Question to the Foreign, Commonwealth & Development Office:

To ask the Secretary of State for Foreign, Commonwealth and Development Affairs, what steps his Department is taking to help ensure the protection of endangered species globally.


Answered by
James Duddridge Portrait
James Duddridge
This question was answered on 14th July 2021

The UK Government is playing a leading role in developing an ambitious post-2020 global biodiversity framework, to be adopted at COP15 of the Convention on Biological Diversity (CBD) later this year. This includes supporting global targets to ensure more ocean and land is protected, ecosystems are restored, species extinction rates are slowed and population sizes are recovering. At the G7 Summit, Leaders agreed the Nature Compact, setting out commitments to reverse biodiversity loss by 2030. Over the next five years, at least £3 billion of the UK's International Climate Finance will be invested in climate change solutions that protect, restore and sustainably manage nature. In September 2020, the Prime Minister announced a £220 million International Biodiversity Fund, including a £100 million Biodiverse Landscapes Fund, to address biodiversity loss. The UK Government is also introducing world-leading due diligence legislation through the Environment Bill to tackle illegal deforestation in UK supply chains.

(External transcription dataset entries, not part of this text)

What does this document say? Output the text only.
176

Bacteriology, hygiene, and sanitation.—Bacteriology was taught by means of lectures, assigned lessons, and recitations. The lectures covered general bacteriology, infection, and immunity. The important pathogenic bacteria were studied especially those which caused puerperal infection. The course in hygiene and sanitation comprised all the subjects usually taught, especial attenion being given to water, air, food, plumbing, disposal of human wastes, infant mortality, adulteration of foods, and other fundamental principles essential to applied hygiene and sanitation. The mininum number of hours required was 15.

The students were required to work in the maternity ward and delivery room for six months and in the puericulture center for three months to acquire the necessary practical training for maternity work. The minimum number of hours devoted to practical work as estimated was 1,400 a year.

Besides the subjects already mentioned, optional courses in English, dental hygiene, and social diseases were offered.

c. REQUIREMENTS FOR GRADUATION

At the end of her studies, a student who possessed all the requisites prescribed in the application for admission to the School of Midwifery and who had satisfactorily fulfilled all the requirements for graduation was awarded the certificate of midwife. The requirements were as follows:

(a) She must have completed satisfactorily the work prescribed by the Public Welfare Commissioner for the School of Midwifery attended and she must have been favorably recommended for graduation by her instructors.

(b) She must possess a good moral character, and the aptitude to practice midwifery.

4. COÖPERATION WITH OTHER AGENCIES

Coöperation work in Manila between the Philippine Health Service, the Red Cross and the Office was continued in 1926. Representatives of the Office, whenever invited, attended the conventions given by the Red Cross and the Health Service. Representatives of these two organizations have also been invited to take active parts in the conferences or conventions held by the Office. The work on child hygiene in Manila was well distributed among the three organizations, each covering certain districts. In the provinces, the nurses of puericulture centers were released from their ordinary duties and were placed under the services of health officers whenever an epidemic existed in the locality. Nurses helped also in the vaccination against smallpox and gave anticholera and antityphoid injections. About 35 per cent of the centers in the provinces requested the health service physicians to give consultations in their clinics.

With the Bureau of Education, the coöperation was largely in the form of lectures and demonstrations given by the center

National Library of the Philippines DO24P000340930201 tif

We are driving international efforts to protect endangered animals from poaching and the illegal wildlife trade (IWT), and are investing £36 million between 2014 and 2021 on work to directly counter IWT in animals and plants. We are also contributing £250 million to the Global Environment Facility between 2018-2022, which includes the world's biggest fund for tackling IWT, the Global Wildlife Programme (GWP), supporting IWT projects across 32 countries in Africa, Asia, and Latin America.